La configuration budgétaire du pays affiche des indicateurs de vulnérabilité contenus qui le mettent à l'abri des crises aiguës subies par d'autres nations de la sous-région. Les projections de la BAD mettent en relief un assainissement progressif du déficit des comptes publics, qui devrait reculer pour s'établir à 0,7 % du PIB, contre 1,9 % précédemment, tandis que l'inflation est anticipée à 3,5 % en 2026 avant de refluer à 2,7 % l'année suivante. De même, la balance courante, bien que structurellement déficitaire, amorce une trajectoire de correction en passant de 4,1 % à 3,9 % du PIB. Toutefois, cette maîtrise comptable ne parvient pas à propulser le pays au niveau des économies les plus véloces du continent, à l'instar du Bénin ou de l'Éthiopie qui affichent des prévisions d'activité supérieures à 6 % et 7 %.

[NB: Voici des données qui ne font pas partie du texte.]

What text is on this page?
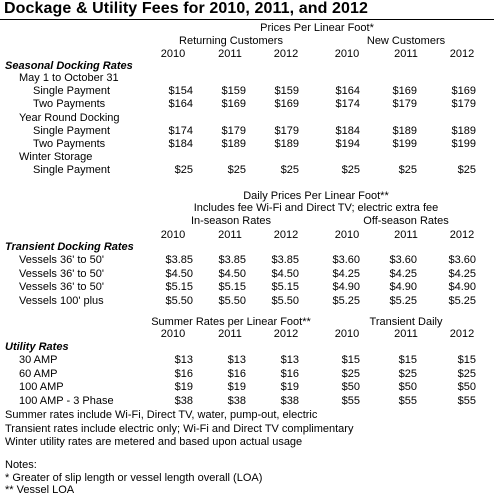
Dockage & Utility Fees for 2010, 2011, and 2012
Prices Per Linear Foot*
Returning Customers	New Customers
2010	2011	2012	2010	2011	2012
Seasonal Docking Rates
May 1 to October 31
Single Payment	$154	$159	$159	$164	$169	$169
Two Payments	$164	$169	$169	$174	$179	$179
Year Round Docking
Single Payment	$174	$179	$179	$184	$189	$189
Two Payments	$184	$189	$189	$194	$199	$199
Winter Storage
Single Payment	$25	$25	$25	$25	$25	$25
Daily Prices Per Linear Foot**
Includes fee Wi-Fi and Direct TV; electric extra fee
In-season Rates	Off-season Rates
2010	2011	2012	2010	2011	2012
Transient Docking Rates
Vessels 36' to 50'	$3.85 $3.85 $3.85	$3.60	$3.60	$3.60
Vessels 36' to 50'	$4.50 $4.50 $4.50	$4.25	$4.25	$4.25
Vessels 36' to 50'	$5.15 $5.15 $5.15	$4.90	$4.90	$4.90
Vessels 100' plus	$5.50 $5.50 $5.50	$5.25	$5.25	$5.25
Summer Rates per Linear Foot**	Transient Daily
2010	2011	2012	2010	2011	2012
Utility Rates
30 AMP	$13	$13	$13	$15	$15	$15
60 AMP	$16	$16	$16	$25	$25	$25
100 AMP	$19	$19	$19	$50	$50	$50
100 AMP - 3 Phase	$38	$38	$38	$55	$55	$55
Summer rates include Wi-Fi, Direct TV, water, pump-out, electric
Transient rates include electric only; Wi-Fi and Direct TV complimentary
Winter utility rates are metered and based upon actual usage
Notes:
* Greater of slip length or vessel length overall (LOA)
** Vessel LOA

Ce décalage de performance interroge directement le rendement de l'investissement public en Afrique centrale, zone dont la moyenne de croissance stagne à 3,8 % pour l'année en cours. L'institution de financement panafricaine souligne qu'à l'échelle du continent, le taux d'inefficience des dépenses en infrastructures atteint en moyenne 41 %, ce qui signifie qu'une fraction substantielle des ressources mobilisées ne génère aucun capital productif immédiat. Pour le Cameroun, l'enjeu des prochains mois réside dans sa capacité à optimiser la qualité de ses dépenses en capital et à diversifier sa base industrielle afin de s'extraire d'une croissance de continuité, jugée insuffisante pour absorber la demande d'emplois et stimuler le financement du secteur privé.